Main topics:

Graph Aligner (SINA)

OCCURRENCE
DESCRIPTION
SINA documentation online
SINA version
OPTIONS
Verbosity
TRICKS
ADVANCED OPTIONS
NOTES
WARNINGS
BUGS

OCCURRENCE

ARB Editor -> Edit -> Prototypical Graph Aligner

DESCRIPTION

SINA is an alternative to the integrated aligners. It has been developed for the SILVA project.

Other than the integrated aligners SINA

uses aligned sequences from the reference database as reference to align the selected sequences.
employs full dynamic programming to create the alignment.
considers all selected relatives at once, instead of falling back to less similar sequences only if the current sequence is missing bases (e.g. because it is a partial sequence).

SINA documentation online

https://sina.readthedocs.io/_/downloads/en/stable/pdf/

Note: parts of this document were taken from the above SINA documentation.

SINA version

Please note this documentation applies to the modified SINA version 1.7.2 which (optionally) is delivered with arb.

Modifications applied:

fix build with arb7 + gcc 7.5
define CLI interface "ARB7.1" (allows arb to detect SINA 1.7.2)
fixed some error messages (clearness; do NOT show WHOLE alignment; explicitely show bad character)
new option '--dont-expect-start' (allows to work with databases not containing 'start'-fields)

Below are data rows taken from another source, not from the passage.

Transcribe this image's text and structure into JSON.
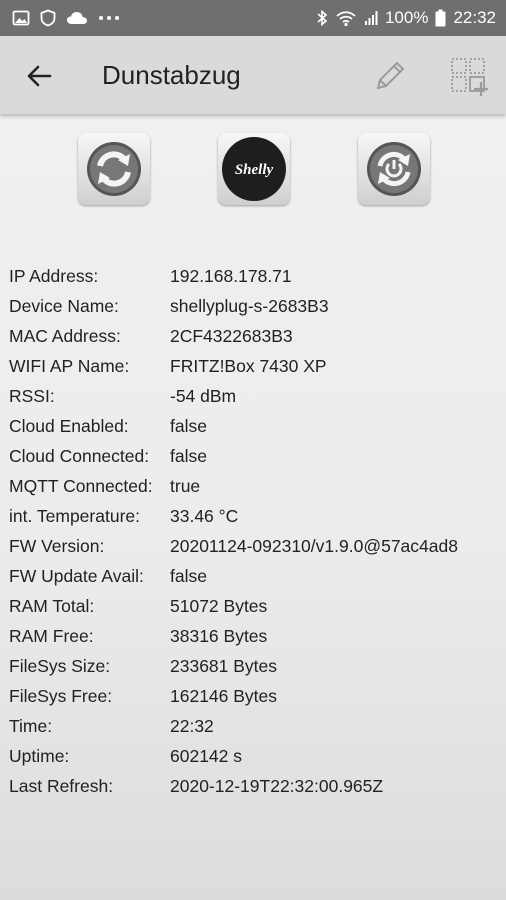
{
  "status_bar": {
    "battery": "100%",
    "time": "22:32"
  },
  "app_bar": {
    "title": "Dunstabzug"
  },
  "actions": {
    "logo_text": "Shelly"
  },
  "info": [
    {
      "label": "IP  Address:",
      "value": "192.168.178.71"
    },
    {
      "label": "Device Name:",
      "value": "shellyplug-s-2683B3"
    },
    {
      "label": "MAC Address:",
      "value": "2CF4322683B3"
    },
    {
      "label": "WIFI AP Name:",
      "value": "FRITZ!Box 7430 XP"
    },
    {
      "label": "RSSI:",
      "value": "-54 dBm"
    },
    {
      "label": "Cloud Enabled:",
      "value": "false"
    },
    {
      "label": "Cloud Connected:",
      "value": "false"
    },
    {
      "label": "MQTT Connected:",
      "value": "true"
    },
    {
      "label": "int. Temperature:",
      "value": "33.46 °C"
    },
    {
      "label": "FW Version:",
      "value": "20201124-092310/v1.9.0@57ac4ad8"
    },
    {
      "label": "FW Update Avail:",
      "value": "false"
    },
    {
      "label": "RAM Total:",
      "value": "51072 Bytes"
    },
    {
      "label": "RAM Free:",
      "value": "38316 Bytes"
    },
    {
      "label": "FileSys Size:",
      "value": "233681 Bytes"
    },
    {
      "label": "FileSys Free:",
      "value": "162146 Bytes"
    },
    {
      "label": "Time:",
      "value": "22:32"
    },
    {
      "label": "Uptime:",
      "value": "602142 s"
    },
    {
      "label": "Last Refresh:",
      "value": "2020-12-19T22:32:00.965Z"
    }
  ]
}
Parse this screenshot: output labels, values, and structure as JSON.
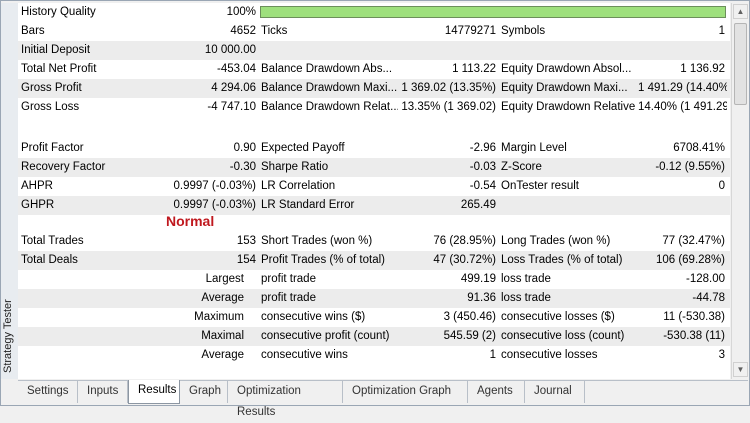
{
  "window": {
    "side_title": "Strategy Tester",
    "model_label": "Normal"
  },
  "colors": {
    "history_quality_bar": "#9ee07d",
    "model_label": "#c0191f"
  },
  "history_quality": {
    "label": "History Quality",
    "value": "100%",
    "fill_percent": 100
  },
  "rows1": [
    {
      "a": "Bars",
      "av": "4652",
      "b": "Ticks",
      "bv": "14779271",
      "c": "Symbols",
      "cv": "1",
      "shade": false
    },
    {
      "a": "Initial Deposit",
      "av": "10 000.00",
      "b": "",
      "bv": "",
      "c": "",
      "cv": "",
      "shade": true
    },
    {
      "a": "Total Net Profit",
      "av": "-453.04",
      "b": "Balance Drawdown Abs...",
      "bv": "1 113.22",
      "c": "Equity Drawdown Absol...",
      "cv": "1 136.92",
      "shade": false
    },
    {
      "a": "Gross Profit",
      "av": "4 294.06",
      "b": "Balance Drawdown Maxi...",
      "bv": "1 369.02 (13.35%)",
      "c": "Equity Drawdown Maxi...",
      "cv": "1 491.29 (14.40%)",
      "shade": true
    },
    {
      "a": "Gross Loss",
      "av": "-4 747.10",
      "b": "Balance Drawdown Relat...",
      "bv": "13.35% (1 369.02)",
      "c": "Equity Drawdown Relative",
      "cv": "14.40% (1 491.29)",
      "shade": false
    }
  ],
  "rows2": [
    {
      "a": "Profit Factor",
      "av": "0.90",
      "b": "Expected Payoff",
      "bv": "-2.96",
      "c": "Margin Level",
      "cv": "6708.41%",
      "shade": false
    },
    {
      "a": "Recovery Factor",
      "av": "-0.30",
      "b": "Sharpe Ratio",
      "bv": "-0.03",
      "c": "Z-Score",
      "cv": "-0.12 (9.55%)",
      "shade": true
    },
    {
      "a": "AHPR",
      "av": "0.9997 (-0.03%)",
      "b": "LR Correlation",
      "bv": "-0.54",
      "c": "OnTester result",
      "cv": "0",
      "shade": false
    },
    {
      "a": "GHPR",
      "av": "0.9997 (-0.03%)",
      "b": "LR Standard Error",
      "bv": "265.49",
      "c": "",
      "cv": "",
      "shade": true
    }
  ],
  "rows3": [
    {
      "a": "Total Trades",
      "av": "153",
      "b": "Short Trades (won %)",
      "bv": "76 (28.95%)",
      "c": "Long Trades (won %)",
      "cv": "77 (32.47%)",
      "shade": false
    },
    {
      "a": "Total Deals",
      "av": "154",
      "b": "Profit Trades (% of total)",
      "bv": "47 (30.72%)",
      "c": "Loss Trades (% of total)",
      "cv": "106 (69.28%)",
      "shade": true
    }
  ],
  "rows4": [
    {
      "r": "Largest",
      "b": "profit trade",
      "bv": "499.19",
      "c": "loss trade",
      "cv": "-128.00",
      "shade": false
    },
    {
      "r": "Average",
      "b": "profit trade",
      "bv": "91.36",
      "c": "loss trade",
      "cv": "-44.78",
      "shade": true
    },
    {
      "r": "Maximum",
      "b": "consecutive wins ($)",
      "bv": "3 (450.46)",
      "c": "consecutive losses ($)",
      "cv": "11 (-530.38)",
      "shade": false
    },
    {
      "r": "Maximal",
      "b": "consecutive profit (count)",
      "bv": "545.59 (2)",
      "c": "consecutive loss (count)",
      "cv": "-530.38 (11)",
      "shade": true
    },
    {
      "r": "Average",
      "b": "consecutive wins",
      "bv": "1",
      "c": "consecutive losses",
      "cv": "3",
      "shade": false
    }
  ],
  "tabs": [
    {
      "label": "Settings",
      "active": false
    },
    {
      "label": "Inputs",
      "active": false
    },
    {
      "label": "Results",
      "active": true
    },
    {
      "label": "Graph",
      "active": false
    },
    {
      "label": "Optimization Results",
      "active": false
    },
    {
      "label": "Optimization Graph",
      "active": false
    },
    {
      "label": "Agents",
      "active": false
    },
    {
      "label": "Journal",
      "active": false
    }
  ]
}
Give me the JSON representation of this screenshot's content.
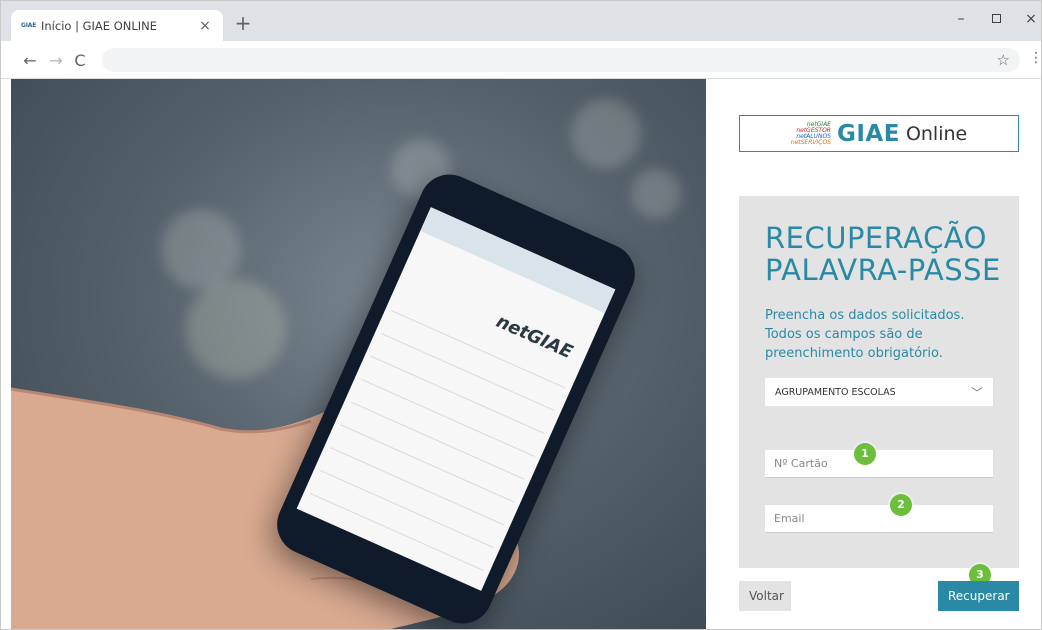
{
  "browser": {
    "tab_favicon": "GIAE",
    "tab_title": "Início | GIAE ONLINE",
    "tab_close": "×",
    "new_tab": "+",
    "minimize": "–",
    "close": "×"
  },
  "toolbar": {
    "back": "←",
    "forward": "→",
    "reload": "C",
    "star": "☆",
    "menu": "⋮"
  },
  "logo": {
    "sub_lines": [
      "netGIAE",
      "netGESTOR",
      "netALUNOS",
      "netSERVIÇOS"
    ],
    "main": "GIAE",
    "online": "Online"
  },
  "phone": {
    "logo": "netGIAE"
  },
  "form": {
    "title_line1": "RECUPERAÇÃO",
    "title_line2": "PALAVRA-PASSE",
    "description": "Preencha os dados solicitados. Todos os campos são de preenchimento obrigatório.",
    "select_value": "AGRUPAMENTO ESCOLAS",
    "card_placeholder": "Nº Cartão",
    "email_placeholder": "Email"
  },
  "steps": [
    "1",
    "2",
    "3"
  ],
  "buttons": {
    "back": "Voltar",
    "recover": "Recuperar"
  },
  "colors": {
    "accent": "#2a8aa6",
    "panel": "#e3e3e3",
    "badge": "#6bbf3a"
  }
}
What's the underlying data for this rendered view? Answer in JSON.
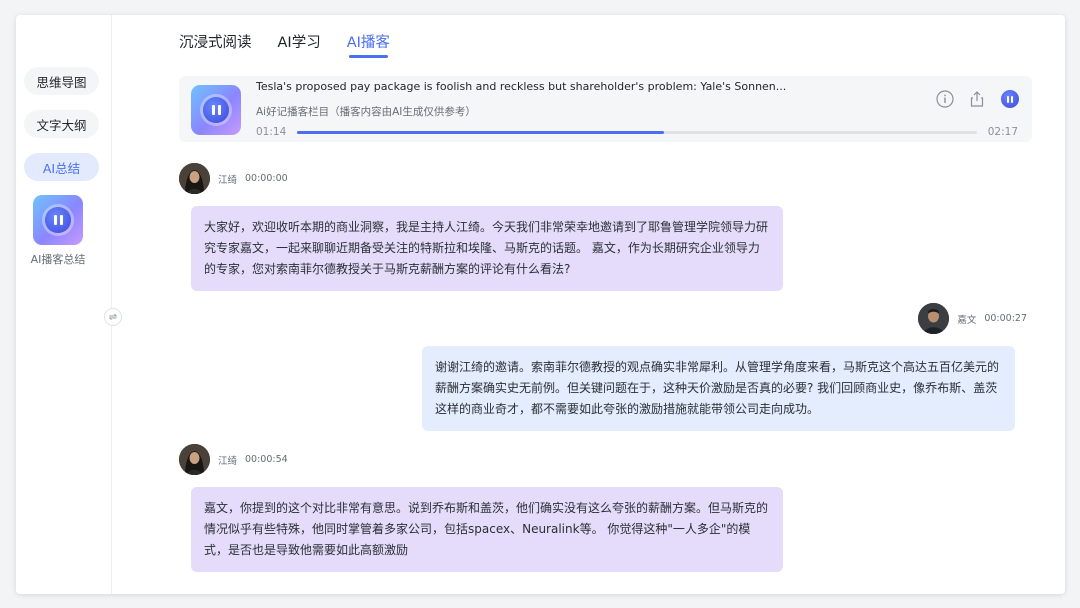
{
  "sidebar": {
    "items": [
      {
        "label": "思维导图",
        "active": false
      },
      {
        "label": "文字大纲",
        "active": false
      },
      {
        "label": "AI总结",
        "active": true
      }
    ],
    "podcast_label": "AI播客总结",
    "collapse_icon": "⇌"
  },
  "tabs": [
    {
      "label": "沉浸式阅读",
      "active": false
    },
    {
      "label": "AI学习",
      "active": false
    },
    {
      "label": "AI播客",
      "active": true
    }
  ],
  "player": {
    "title": "Tesla's proposed pay package is foolish and reckless but shareholder's problem: Yale's Sonnen...",
    "subtitle": "Ai好记播客栏目（播客内容由AI生成仅供参考）",
    "current_time": "01:14",
    "total_time": "02:17",
    "progress": 0.54,
    "icons": [
      "info-icon",
      "share-icon",
      "pause-icon"
    ]
  },
  "messages": [
    {
      "speaker": "江绮",
      "time": "00:00:00",
      "side": "left",
      "text": "大家好，欢迎收听本期的商业洞察，我是主持人江绮。今天我们非常荣幸地邀请到了耶鲁管理学院领导力研究专家嘉文，一起来聊聊近期备受关注的特斯拉和埃隆、马斯克的话题。 嘉文，作为长期研究企业领导力的专家，您对索南菲尔德教授关于马斯克薪酬方案的评论有什么看法?"
    },
    {
      "speaker": "嘉文",
      "time": "00:00:27",
      "side": "right",
      "text": "谢谢江绮的邀请。索南菲尔德教授的观点确实非常犀利。从管理学角度来看，马斯克这个高达五百亿美元的薪酬方案确实史无前例。但关键问题在于，这种天价激励是否真的必要? 我们回顾商业史，像乔布斯、盖茨这样的商业奇才，都不需要如此夸张的激励措施就能带领公司走向成功。"
    },
    {
      "speaker": "江绮",
      "time": "00:00:54",
      "side": "left",
      "text": "嘉文，你提到的这个对比非常有意思。说到乔布斯和盖茨，他们确实没有这么夸张的薪酬方案。但马斯克的情况似乎有些特殊，他同时掌管着多家公司，包括spacex、Neuralink等。 你觉得这种\"一人多企\"的模式，是否也是导致他需要如此高额激励"
    }
  ],
  "colors": {
    "accent": "#4a6ff0",
    "left_bubble": "#e4dcfa",
    "right_bubble": "#e3edfd"
  }
}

ARB still supports SINA version 1.3. If there is no option to select the reference database, you are either using version 1.3 or you try to use a (newer) SINA version which does not yet support the "ARB7.1"-CLI-interface.

In case you are using version 1.3, you may like to use the old, corresponding version of this helppage which may be accessed via http://bugs.arb-home.de/browser/trunk/HELP_SOURCE/source/sina_main.hlp?rev=18781

OPTIONS

Select the sequences to be aligned as usual ("Current Species", "Selected Species" or "Marked Species").

Select a PT-Server or SINA kmer-search:

You may select a PT-Server that will be used for reference search. Make sure it is up to date and contains all sequences you want to be considered as reference.

Alternatively select '-undefined-' to use the sina-internal engine for reference search. SINA will maintain an index file (.sidx) that will be stored next to the reference database file. It will automatically get updated after the reference database changed.

Select a reference database:

The sequences from the reference database will be used as references when aligning the sequences in the current database.

Normally you will like to use the current database as reference database. This can be done in two ways:

select 'Last saved' to use the last saved state of the current database.
select 'Current' to use the loaded database. This is currently not possible with PT-Server.

Alternatively you may specify any other database as reference database via 'Explicit as [selected]'. This could e.g. be the same database used to build the PT-Server.

This allows e.g. to use a high quality database containing only typestrains as reference while working on small, specialized databases.

It will also avoid polluting the set of references with the state of your current working dataset. So you dont have to fear some badly aligned sequence from your working set will be used as a reference.

The effective reference database path will be shown in the input field below.

Important note:

The previously integrated SINA version 1.3 always aligned versus the state of the referenced sequences in the CURRENT DATABASE.

SINA version 1.7 always aligns versus the state of the referenced sequences in the REFERENCE DATABASE (which may, but does not have to be the same!).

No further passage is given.